3) Create projects that best leverage the skills of your assembled partners and provide the most support and exposure for your specific community assets.
Project Impact
How has this project strategically connected arts and cultural activities to social, economic, and cultural issues in your community? What is different in your community as a result of this project?
Our community is more beautiful and more visually interesting as a result of our public art efforts, and that is something that is appreciated and enjoyed by countless visitors. Our shared values of creativity, community and inclusivity and fun are reaffirmed through the welcoming spirit that pervades our open studios events. And as noted above, the strengthening of our artistic community and identity has lad to tangible economic investment in our community.
Why do you consider the project successful, as related to your project goals above?
Absolutely.
How did you measure this success or progress?
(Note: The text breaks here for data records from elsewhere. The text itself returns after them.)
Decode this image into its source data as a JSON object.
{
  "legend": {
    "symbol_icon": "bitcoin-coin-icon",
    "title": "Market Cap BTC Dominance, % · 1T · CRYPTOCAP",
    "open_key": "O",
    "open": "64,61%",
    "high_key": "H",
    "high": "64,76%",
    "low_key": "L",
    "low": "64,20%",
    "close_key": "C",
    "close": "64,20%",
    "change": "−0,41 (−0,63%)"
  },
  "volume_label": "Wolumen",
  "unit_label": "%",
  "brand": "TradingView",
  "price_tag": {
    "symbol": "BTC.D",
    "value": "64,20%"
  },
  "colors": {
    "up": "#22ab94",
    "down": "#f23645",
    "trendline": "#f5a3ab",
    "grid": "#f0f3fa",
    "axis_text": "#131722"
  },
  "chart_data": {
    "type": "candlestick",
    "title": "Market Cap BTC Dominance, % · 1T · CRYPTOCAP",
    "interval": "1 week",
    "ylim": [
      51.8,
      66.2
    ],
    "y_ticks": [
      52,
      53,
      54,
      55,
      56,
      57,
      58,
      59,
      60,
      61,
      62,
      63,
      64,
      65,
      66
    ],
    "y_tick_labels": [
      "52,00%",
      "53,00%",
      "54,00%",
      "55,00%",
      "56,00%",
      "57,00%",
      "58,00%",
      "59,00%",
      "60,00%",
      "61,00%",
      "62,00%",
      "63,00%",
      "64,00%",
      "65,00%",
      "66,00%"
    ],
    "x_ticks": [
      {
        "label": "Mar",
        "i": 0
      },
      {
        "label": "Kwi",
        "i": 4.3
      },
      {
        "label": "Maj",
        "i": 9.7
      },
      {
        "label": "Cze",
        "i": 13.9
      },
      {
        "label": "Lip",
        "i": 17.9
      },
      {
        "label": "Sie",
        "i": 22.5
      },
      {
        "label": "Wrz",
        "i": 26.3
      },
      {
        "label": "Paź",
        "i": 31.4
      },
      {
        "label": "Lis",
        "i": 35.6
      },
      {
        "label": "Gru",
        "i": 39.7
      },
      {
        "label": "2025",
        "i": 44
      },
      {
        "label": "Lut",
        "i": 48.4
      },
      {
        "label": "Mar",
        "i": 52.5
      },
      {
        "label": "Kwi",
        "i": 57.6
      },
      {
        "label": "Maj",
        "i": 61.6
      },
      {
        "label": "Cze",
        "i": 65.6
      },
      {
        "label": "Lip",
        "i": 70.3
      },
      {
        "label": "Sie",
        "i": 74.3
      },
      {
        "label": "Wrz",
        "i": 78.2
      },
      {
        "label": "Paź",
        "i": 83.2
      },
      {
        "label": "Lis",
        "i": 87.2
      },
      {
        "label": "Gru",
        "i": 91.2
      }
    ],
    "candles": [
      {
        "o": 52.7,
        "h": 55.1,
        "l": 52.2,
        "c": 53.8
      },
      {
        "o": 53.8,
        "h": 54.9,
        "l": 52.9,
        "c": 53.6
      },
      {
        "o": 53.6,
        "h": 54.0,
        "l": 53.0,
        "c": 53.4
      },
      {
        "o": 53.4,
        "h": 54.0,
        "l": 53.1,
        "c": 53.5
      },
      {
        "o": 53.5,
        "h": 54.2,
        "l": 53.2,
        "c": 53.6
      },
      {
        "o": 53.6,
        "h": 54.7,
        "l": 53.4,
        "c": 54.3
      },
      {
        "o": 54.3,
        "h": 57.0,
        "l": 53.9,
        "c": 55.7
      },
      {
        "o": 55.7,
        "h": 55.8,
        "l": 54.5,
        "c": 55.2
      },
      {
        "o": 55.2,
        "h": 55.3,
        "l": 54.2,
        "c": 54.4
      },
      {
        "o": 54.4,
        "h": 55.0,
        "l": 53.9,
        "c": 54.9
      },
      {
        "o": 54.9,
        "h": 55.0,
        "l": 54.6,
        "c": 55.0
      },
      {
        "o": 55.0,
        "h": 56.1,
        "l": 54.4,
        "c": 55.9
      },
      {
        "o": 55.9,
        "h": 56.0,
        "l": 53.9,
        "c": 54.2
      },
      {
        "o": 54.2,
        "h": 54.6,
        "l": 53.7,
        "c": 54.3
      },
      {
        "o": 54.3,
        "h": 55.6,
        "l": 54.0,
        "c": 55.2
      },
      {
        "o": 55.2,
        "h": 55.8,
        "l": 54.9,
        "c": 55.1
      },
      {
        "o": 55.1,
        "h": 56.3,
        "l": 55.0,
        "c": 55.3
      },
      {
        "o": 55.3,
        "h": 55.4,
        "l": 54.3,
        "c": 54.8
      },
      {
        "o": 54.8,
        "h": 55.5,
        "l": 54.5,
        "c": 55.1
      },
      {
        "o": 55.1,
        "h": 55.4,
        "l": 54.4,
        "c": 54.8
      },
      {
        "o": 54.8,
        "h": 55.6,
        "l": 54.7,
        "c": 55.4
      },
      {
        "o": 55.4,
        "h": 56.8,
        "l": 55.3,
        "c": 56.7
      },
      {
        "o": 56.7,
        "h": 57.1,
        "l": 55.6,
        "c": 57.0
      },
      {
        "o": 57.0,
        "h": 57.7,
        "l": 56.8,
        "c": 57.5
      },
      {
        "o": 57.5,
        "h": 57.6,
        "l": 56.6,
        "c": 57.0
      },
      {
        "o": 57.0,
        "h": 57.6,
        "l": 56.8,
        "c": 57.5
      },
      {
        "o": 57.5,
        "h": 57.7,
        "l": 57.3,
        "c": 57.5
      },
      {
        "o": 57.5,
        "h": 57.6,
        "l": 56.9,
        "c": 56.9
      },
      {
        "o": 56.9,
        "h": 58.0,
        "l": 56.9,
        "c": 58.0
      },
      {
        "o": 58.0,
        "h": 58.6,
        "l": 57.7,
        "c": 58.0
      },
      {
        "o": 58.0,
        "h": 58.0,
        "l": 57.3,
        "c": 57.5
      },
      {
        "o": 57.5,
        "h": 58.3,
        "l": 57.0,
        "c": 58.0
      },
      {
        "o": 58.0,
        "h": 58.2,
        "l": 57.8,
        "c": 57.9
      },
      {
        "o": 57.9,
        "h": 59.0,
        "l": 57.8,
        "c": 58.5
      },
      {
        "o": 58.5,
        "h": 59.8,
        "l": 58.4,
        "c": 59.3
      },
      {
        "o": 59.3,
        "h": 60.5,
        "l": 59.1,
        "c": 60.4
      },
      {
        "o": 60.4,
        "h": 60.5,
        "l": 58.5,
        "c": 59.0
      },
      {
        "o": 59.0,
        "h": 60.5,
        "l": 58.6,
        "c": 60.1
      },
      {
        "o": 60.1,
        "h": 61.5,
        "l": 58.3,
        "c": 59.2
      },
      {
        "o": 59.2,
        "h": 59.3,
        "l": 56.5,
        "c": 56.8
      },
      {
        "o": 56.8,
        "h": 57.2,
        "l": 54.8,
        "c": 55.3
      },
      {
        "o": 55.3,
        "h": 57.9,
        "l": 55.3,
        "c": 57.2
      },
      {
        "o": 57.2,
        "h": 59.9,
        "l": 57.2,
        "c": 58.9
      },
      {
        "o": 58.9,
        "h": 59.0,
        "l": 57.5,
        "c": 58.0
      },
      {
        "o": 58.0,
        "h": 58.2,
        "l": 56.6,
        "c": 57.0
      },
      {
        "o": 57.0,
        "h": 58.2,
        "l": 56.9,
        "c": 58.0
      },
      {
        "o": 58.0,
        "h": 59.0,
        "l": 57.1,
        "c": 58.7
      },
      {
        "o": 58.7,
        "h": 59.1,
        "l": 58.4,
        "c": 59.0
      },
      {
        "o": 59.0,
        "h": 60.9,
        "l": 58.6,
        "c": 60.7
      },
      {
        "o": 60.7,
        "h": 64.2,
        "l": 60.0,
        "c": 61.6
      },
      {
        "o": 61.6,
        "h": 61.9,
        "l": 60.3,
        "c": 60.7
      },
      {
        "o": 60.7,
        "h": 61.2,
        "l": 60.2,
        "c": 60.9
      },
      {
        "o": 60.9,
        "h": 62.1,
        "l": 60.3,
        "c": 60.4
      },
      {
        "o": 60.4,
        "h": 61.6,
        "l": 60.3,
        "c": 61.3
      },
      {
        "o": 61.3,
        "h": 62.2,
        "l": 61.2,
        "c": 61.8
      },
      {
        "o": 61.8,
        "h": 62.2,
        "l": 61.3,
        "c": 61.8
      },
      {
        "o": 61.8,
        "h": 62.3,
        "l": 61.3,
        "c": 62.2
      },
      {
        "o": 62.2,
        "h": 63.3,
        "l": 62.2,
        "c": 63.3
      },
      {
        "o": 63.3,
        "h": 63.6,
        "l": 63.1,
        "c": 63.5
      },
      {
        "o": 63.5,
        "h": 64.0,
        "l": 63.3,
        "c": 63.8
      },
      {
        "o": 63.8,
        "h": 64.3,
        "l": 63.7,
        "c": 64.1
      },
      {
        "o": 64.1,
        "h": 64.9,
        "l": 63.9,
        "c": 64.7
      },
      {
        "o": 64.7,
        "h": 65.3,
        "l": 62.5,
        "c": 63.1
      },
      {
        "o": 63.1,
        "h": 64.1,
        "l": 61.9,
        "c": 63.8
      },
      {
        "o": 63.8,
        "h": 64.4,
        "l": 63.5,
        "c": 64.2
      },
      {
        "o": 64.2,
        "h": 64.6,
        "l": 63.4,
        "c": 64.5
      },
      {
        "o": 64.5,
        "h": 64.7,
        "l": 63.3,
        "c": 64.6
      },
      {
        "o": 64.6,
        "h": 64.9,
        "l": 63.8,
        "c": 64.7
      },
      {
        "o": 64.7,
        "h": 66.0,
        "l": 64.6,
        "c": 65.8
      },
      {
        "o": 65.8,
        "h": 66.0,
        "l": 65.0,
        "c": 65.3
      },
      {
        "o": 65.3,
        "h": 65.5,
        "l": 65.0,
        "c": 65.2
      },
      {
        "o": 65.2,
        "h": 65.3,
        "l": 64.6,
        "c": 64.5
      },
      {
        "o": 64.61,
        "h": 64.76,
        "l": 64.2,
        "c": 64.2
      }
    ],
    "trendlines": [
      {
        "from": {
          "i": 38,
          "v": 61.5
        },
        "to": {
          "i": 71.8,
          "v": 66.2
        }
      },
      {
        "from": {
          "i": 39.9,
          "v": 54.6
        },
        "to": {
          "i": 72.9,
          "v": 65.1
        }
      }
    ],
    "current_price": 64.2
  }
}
Our CityWide Open Studios events are well attended each year and continue to bring hundreds of new visitors to Westville each year. Our public art projects have been well received and enhance the neighborhood immeasurably. The results of our online branding efforts can be measured through the significant increase in followers and video views that affirm the reach of our materials. But most significant is the anecdotal evidence, the perception, voiced repeatedly by neighbors, acquaintances, and sometimes even journalists, that something seems to be 'happening' in Westville. Yes yes. Exciting times in Westville, we reply.